We are just going to have to agree to disagree then. I simply do not believe a huge entrenched bureaucracy such as the public school system can be changed without some sort of significant external influence -- COD
There is no huge entrenched bureaucracy, there are lots of small and medium sized bureaucracies, maybe of which perform better than some private schools. You have no idea how education in this country even works.
That same motive gave you google, the iphone, advanced medicines, etc. The alternative, where politicians decide how to solve things, has actually never worked. -- Pastabagel
Oh come on. You know that without the DARPA funded internet, the CERN created World Wide Web, etc, google and the iPhone wouldn't be very useful. The internet is actually a triumph of government innovation, although it's commercial application was largely an accident (and you get morons like Jay Rockafeller saying if they had it to do over again they never would have created it this way)
posted by delmoi at 12:26 PM on May 14, 2009 [1 favorite]


None of the participants have any experience in education...

I certainly don't see any kind of willingness to do anything other then yammer on offer from these VCs.

What a bunch of self-satisfied douchebags.

Not one of these people is a VC/entrepreneur. They were all quoted directly in the second link.
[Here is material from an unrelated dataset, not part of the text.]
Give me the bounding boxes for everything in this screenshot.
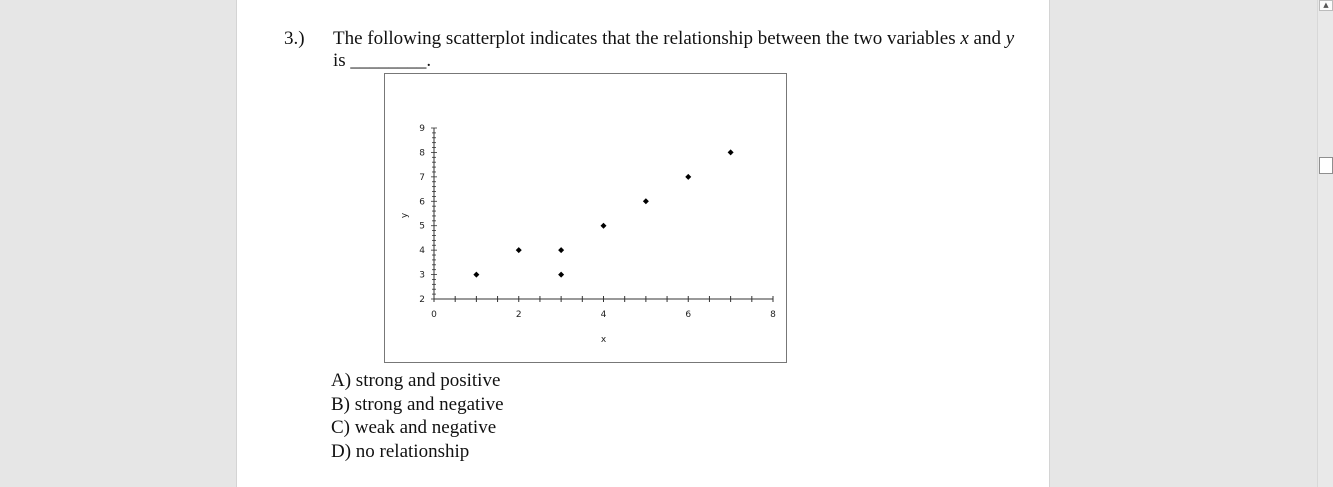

I wonder what this thread would have been like if COD hadn't mentioned the VC organizers or editorialized in the post.

I'm a larval educator, about to start a teaching position in the fall. I'm interested in discussions about how my job may become obsolete. I feel that certain parts of it should become obsolete. This yammering gives me new ideas I can work with and develop for myself in order to both foresee and effect change in my own little piece of "education." Thanks for the post, COD.